L’accord actuel permet à la majorité des rebelles d’éviter la prison, un point sensible pour de nombreuses personnes.
« Les rebelles vont disposer de dix sièges au Congrès sans avoir offert d’indemnisations aux victimes ou sans avoir donné d’informations sur les itinéraires empruntés pour les trafics de drogue », a ainsi déploré Felipe Ramirez, 29 ans, un vétérinaire qui a voté en faveur de Duque. « C’est un mauvais précédent parce que les autres groupes criminels vont vouloir la même chose ».

Les détracteurs de Duque affirment que sa victoire pourrait mettre en déroute un processus de paix déjà délicat.

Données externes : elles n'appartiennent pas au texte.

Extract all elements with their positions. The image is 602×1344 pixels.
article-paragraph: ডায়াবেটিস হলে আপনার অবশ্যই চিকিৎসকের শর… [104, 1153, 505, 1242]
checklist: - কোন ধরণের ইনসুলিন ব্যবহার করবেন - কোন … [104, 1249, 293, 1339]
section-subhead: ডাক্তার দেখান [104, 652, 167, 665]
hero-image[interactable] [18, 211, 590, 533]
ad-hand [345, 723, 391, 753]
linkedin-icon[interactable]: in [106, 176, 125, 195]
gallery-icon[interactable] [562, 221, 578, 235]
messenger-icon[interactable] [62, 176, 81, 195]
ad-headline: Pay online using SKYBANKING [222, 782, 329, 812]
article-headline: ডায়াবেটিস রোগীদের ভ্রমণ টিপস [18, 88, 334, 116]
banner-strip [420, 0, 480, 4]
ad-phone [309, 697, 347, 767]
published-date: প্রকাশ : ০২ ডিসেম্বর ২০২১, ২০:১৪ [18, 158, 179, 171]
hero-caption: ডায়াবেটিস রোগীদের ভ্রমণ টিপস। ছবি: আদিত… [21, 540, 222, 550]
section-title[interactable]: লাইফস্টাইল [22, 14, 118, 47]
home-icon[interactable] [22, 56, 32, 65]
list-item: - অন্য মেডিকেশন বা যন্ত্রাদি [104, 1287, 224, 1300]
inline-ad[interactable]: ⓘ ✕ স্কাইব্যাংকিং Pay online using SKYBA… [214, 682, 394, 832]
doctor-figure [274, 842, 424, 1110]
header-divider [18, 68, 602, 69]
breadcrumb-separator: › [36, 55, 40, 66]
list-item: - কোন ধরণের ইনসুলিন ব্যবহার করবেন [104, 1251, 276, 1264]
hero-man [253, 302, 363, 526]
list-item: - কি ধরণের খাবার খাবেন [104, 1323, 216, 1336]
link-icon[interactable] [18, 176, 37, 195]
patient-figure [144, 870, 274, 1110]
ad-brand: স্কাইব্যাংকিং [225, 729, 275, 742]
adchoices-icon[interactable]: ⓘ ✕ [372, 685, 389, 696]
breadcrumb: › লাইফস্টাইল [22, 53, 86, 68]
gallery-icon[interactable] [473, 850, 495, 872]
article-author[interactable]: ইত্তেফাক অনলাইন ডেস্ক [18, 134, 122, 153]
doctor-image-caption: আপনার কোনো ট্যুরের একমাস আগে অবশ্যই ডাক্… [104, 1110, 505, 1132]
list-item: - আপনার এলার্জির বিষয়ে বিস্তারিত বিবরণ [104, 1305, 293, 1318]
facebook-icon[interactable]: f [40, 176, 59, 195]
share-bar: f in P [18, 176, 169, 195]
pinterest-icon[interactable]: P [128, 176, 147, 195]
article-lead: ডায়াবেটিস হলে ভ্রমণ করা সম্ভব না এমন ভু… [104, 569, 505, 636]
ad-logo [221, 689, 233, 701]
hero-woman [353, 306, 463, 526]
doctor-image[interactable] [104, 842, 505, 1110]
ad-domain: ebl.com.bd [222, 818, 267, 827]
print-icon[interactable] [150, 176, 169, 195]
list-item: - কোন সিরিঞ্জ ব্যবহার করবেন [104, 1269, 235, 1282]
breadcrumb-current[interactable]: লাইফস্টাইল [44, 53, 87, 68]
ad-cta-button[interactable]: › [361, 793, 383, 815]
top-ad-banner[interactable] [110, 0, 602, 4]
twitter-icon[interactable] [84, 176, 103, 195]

« Je pense qu’il va y avoir une importante bataille constitutionnelle », a commenté Cynthia Arnson, directrice du programme d’Amérique latine au Centre international Woodrow Wilson.
Les analystes ont également perçu un glissement possible à gauche pour le pays conservateur avec le succès de Petro, premier candidat de gauche à arriver au second tour d’un scrutin présidentiel depuis des décennies dans le pays.
Petro a réuni les votes des jeunes électeurs et il a attiré des millions de personnes sur les places publiques avec ses discours féroces promettant d’améliorer la vie des Colombiens laissés pour compte et défavorisés.
Et même s’il a échoué à l’emporter, ses plus de huit millions de voix ont marqué le plus grand succès obtenu dans les urnes pour un candidat à l’élection présidentielle de gauche dans un pays où les politiciens de gauche ont été longtemps stigmatisés par crainte de leurs liens potentiels avec les causes de la guérilla.
« Peut-être que, le temps passant, les gens auront moins peur de voter pour des politiciens de gauche », déclare Jorge Gallego, professeur à l’université de Rosario en Colombie. « Même avec ce résultat, il est prouvé que la Colombie est encore un pays de droite ».